FIG. 7 shows the optical configuration of still another embodiment according to this invention in the exposure process, by which the specimen (semiconductor wafer) 9 is illuminated from below by the subject beam 31 expanded by the beam expander 6 and reflected by the reflection mirror 22. In addition, the reference beam 32 expanded by the beam expander 15 and reflected by the reflection mirror 17 illuminates the photographic plate 12 in the forward direction. Thus, a spatial frequency pattern of the defects is recorded on the photographic plate in a manner similar to the above. The photographic plate 12 is then developed and positioned again at the original position to serve as the hologram of the defects of the pattern on the specimen (semiconductor wafer) 9. In the inspection process, the reflection mirror 16 is positioned obliquely across the optical path of the expanded beam of the beam expander 15, such that the regeneration beam 33 (not shown) expanded by the beam expander 15 and reflected by the reflection mirror 16 and reflection mirror 18 illuminates the photographic plate 12 in the reverse direction. Further, the specimen (semiconductor wafer) 9 and the reflection mirror 22 are removed and an optical detector (not shown) is positioned at the position at which the specimen 9 had been positioned in the exposure process. The optical detector thus detects the defects of the pattern from the hologram of the defects formed thereat.

Claims

1. A pattern defect inspection device for detecting a defect in a periodic pattern on a surface of an object comprising:

a coherent light source for emitting a coherent light beam;

a beam splitter for dividing the coherent light beam into a subject beam and a reference beam, the subject and reference beams having respective intensities;

first optical path means for directing the subject beam onto the surface of an object having a periodic pattern thereon;

a collecting lens having front and rear focal planes for collecting light diffracted by said surface of said object;

a photographic plate having first and second sides and positioned with said collecting lens at the first side and between said object and said photographic plate, said photographic plate being disposed at the rear focal plane of said lens;

second optical path means for guiding the reference beam to the first side of said photographic plate and for adjusting the intensity of the reference beam at said photographic plate so that the reference beam interferes with light diffracted by a defect of said periodic pattern, whereby a hologram of said defect is recorded on said photographic plate;

third optical path means for guiding a coherent regeneration light beam generated by said coherent light source to said second side of said photographic plate, said photographic plate serving as a hologram, whereby a holographic image of said defect in said periodic pattern is formed by the regeneration light beam passing through said photographic plate and said collecting lens; and

an optical detector for detecting said defect in said periodic pattern from the holographic image.
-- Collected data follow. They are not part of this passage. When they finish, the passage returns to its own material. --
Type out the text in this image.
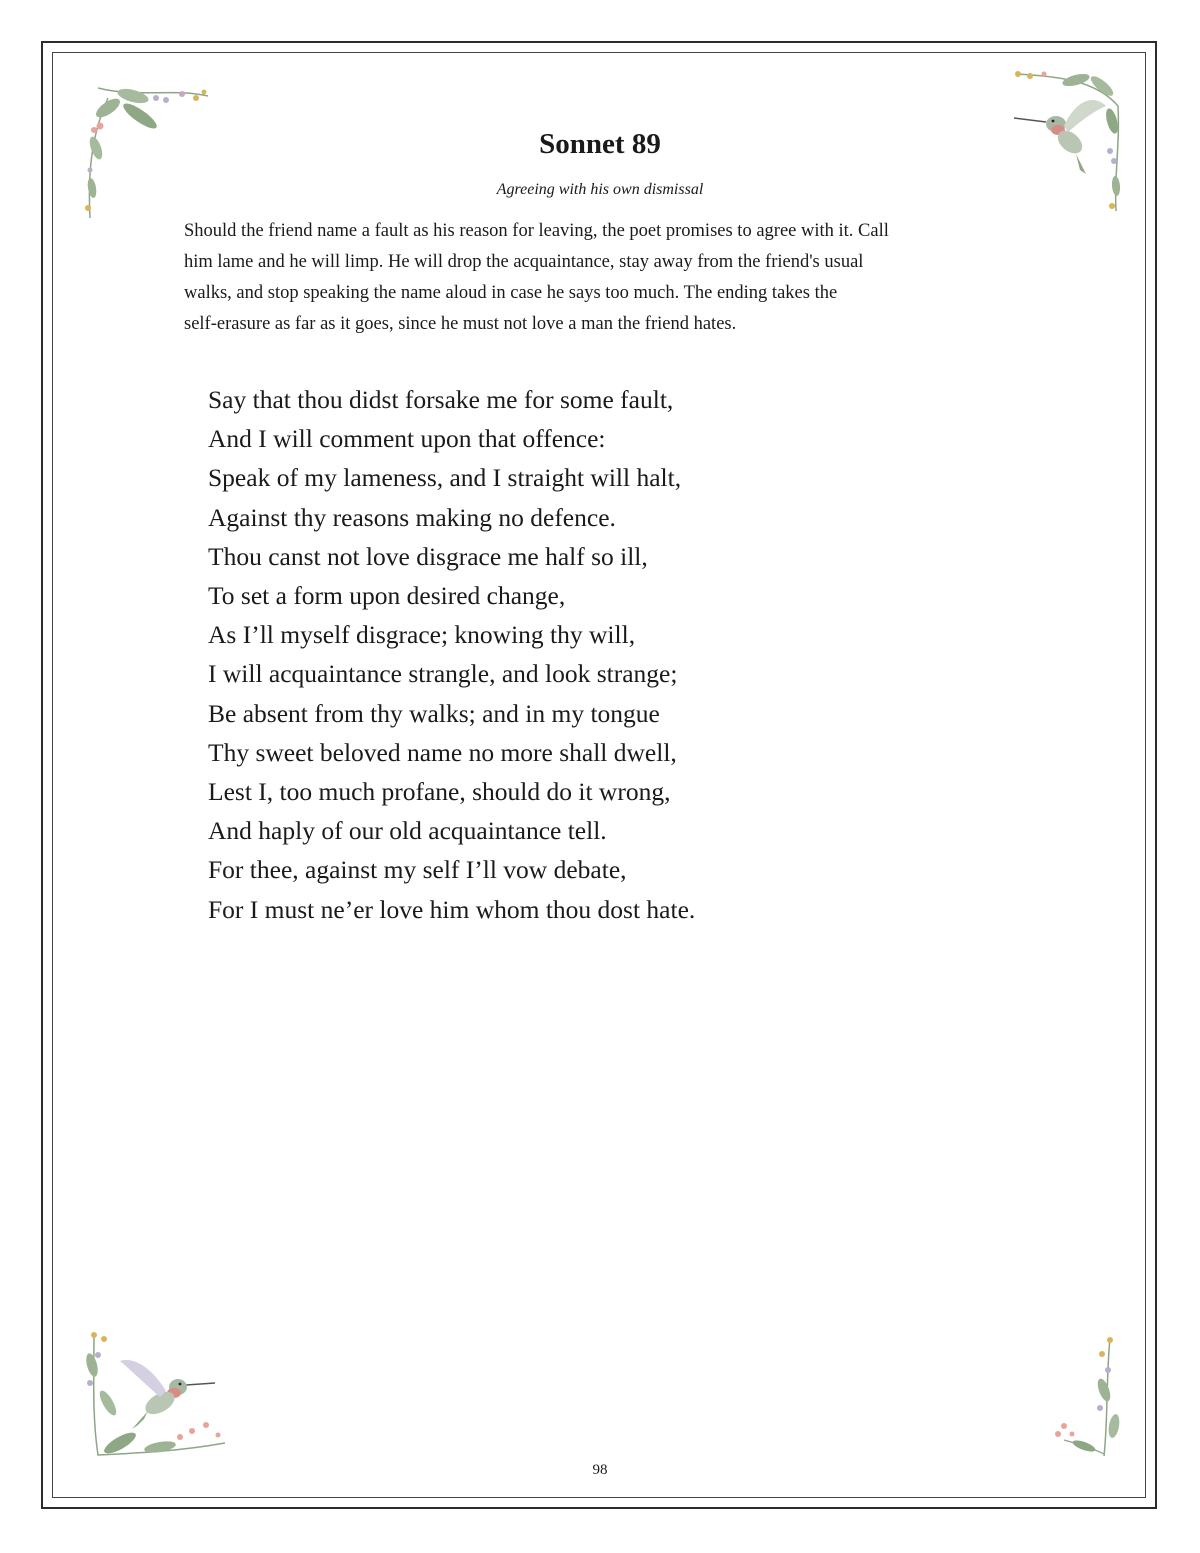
Sonnet 89

Agreeing with his own dismissal

Should the friend name a fault as his reason for leaving, the poet promises to agree with it. Call
him lame and he will limp. He will drop the acquaintance, stay away from the friend's usual
walks, and stop speaking the name aloud in case he says too much. The ending takes the
self-erasure as far as it goes, since he must not love a man the friend hates.

Say that thou didst forsake me for some fault,
And I will comment upon that offence:
Speak of my lameness, and I straight will halt,
Against thy reasons making no defence.
Thou canst not love disgrace me half so ill,
To set a form upon desired change,
As I’ll myself disgrace; knowing thy will,
I will acquaintance strangle, and look strange;
Be absent from thy walks; and in my tongue
Thy sweet beloved name no more shall dwell,
Lest I, too much profane, should do it wrong,
And haply of our old acquaintance tell.
For thee, against my self I’ll vow debate,
For I must ne’er love him whom thou dost hate.
98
2. The pattern defect inspection device as claimed in claim 1 wherein said first optical path means guides the subject beam for oblique incidence on said surface of said object.

3. The pattern defect inspection device as claimed in claim 1 wherein said first optical path means guides the subject beam to said surface of said object at a right angle to said surface.
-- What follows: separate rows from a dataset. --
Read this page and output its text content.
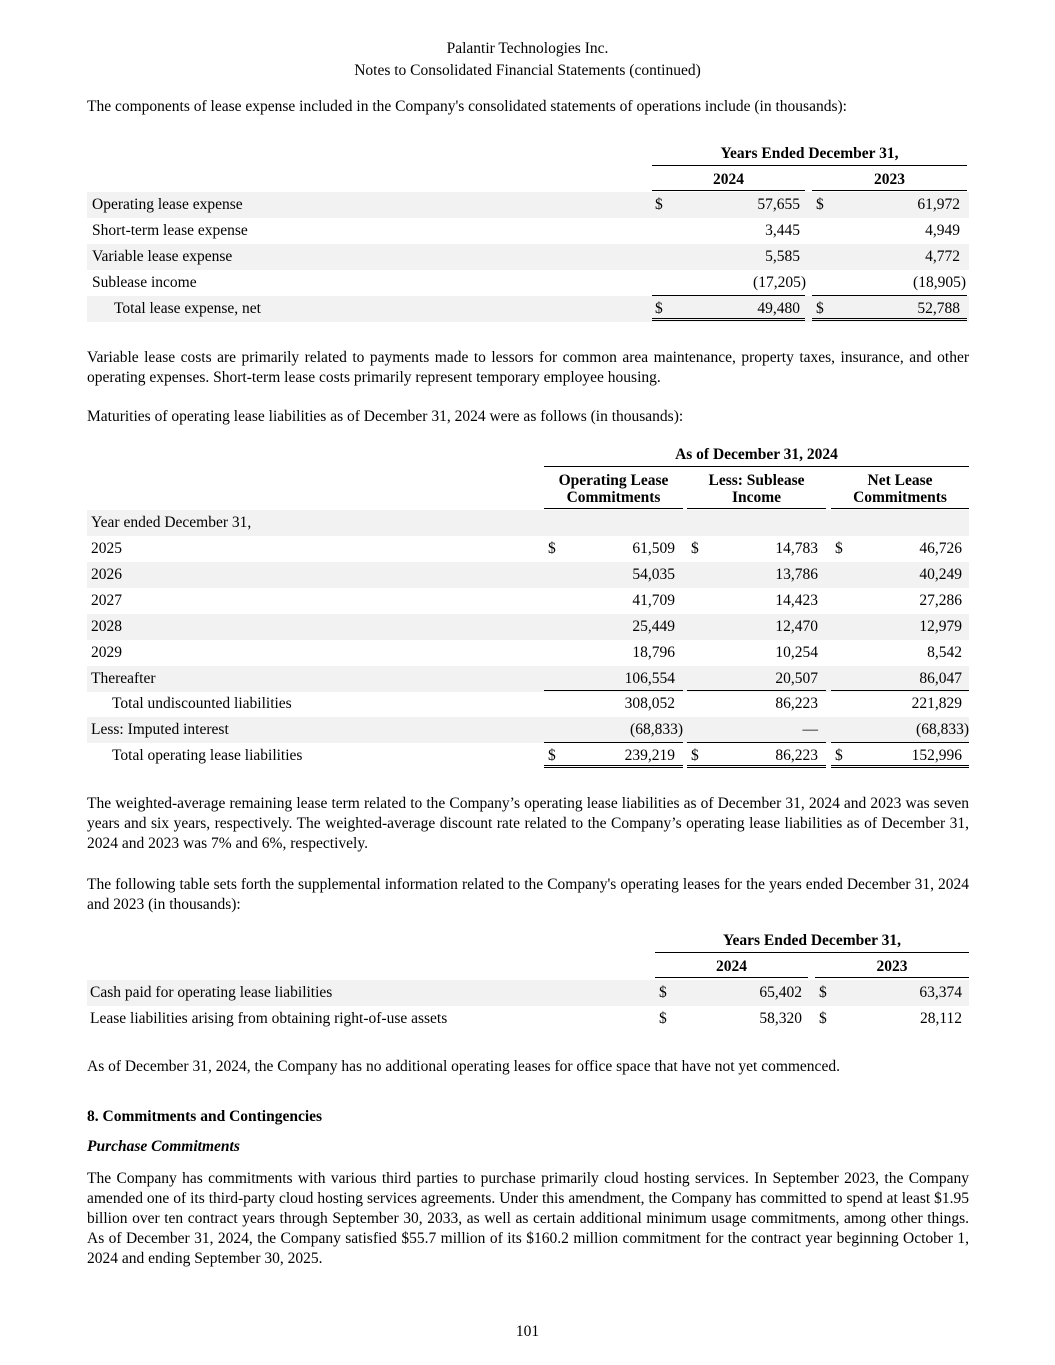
Palantir Technologies Inc.
Notes to Consolidated Financial Statements (continued)
The components of lease expense included in the Company's consolidated statements of operations include (in thousands):
Years Ended December 31,
2024	2023
Operating lease expense	$	57,655 $	61,972
Short-term lease expense	3,445	4,949
Variable lease expense	5,585	4,772
Sublease income	(17,205)	(18,905)
Total lease expense, net	$	49,480 $	52,788
Variable lease costs are primarily related to payments made to lessors for common area maintenance, property taxes, insurance, and other operating expenses. Short-term lease costs primarily represent temporary employee housing.
Maturities of operating lease liabilities as of December 31, 2024 were as follows (in thousands):
As of December 31, 2024
Operating Lease
Commitments
Less: Sublease
Income
Net Lease
Commitments
Year ended December 31,
2025	$	61,509 $	14,783 $	46,726
2026	54,035	13,786	40,249
2027	41,709	14,423	27,286
2028	25,449	12,470	12,979
2029	18,796	10,254	8,542
Thereafter	106,554	20,507	86,047
Total undiscounted liabilities	308,052	86,223	221,829
Less: Imputed interest	(68,833)	—	(68,833)
Total operating lease liabilities	$	239,219 $	86,223 $	152,996
The weighted-average remaining lease term related to the Company’s operating lease liabilities as of December 31, 2024 and 2023 was seven years and six years, respectively. The weighted-average discount rate related to the Company’s operating lease liabilities as of December 31, 2024 and 2023 was 7% and 6%, respectively.
The following table sets forth the supplemental information related to the Company's operating leases for the years ended December 31, 2024 and 2023 (in thousands):
Years Ended December 31,
2024	2023
Cash paid for operating lease liabilities	$	65,402 $	63,374
Lease liabilities arising from obtaining right-of-use assets	$	58,320 $	28,112
As of December 31, 2024, the Company has no additional operating leases for office space that have not yet commenced.
8. Commitments and Contingencies
Purchase Commitments
The Company has commitments with various third parties to purchase primarily cloud hosting services. In September 2023, the Company amended one of its third-party cloud hosting services agreements. Under this amendment, the Company has committed to spend at least $1.95 billion over ten contract years through September 30, 2033, as well as certain additional minimum usage commitments, among other things. As of December 31, 2024, the Company satisfied $55.7 million of its $160.2 million commitment for the contract year beginning October 1, 2024 and ending September 30, 2025.
101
4. The pattern defect inspection device as claimed in claim 3 wherein said first optical path means guides the subject beam to said surface of said object through a side of said object opposite the side of the object on which said collecting lens is positioned.

5. The pattern defect inspection device as claimed in claim 1 wherein said second optical path means has an adjustable length for adjusting the intensity of the reference beam to interfere only with light scattered from said defect and collected by said collecting lens.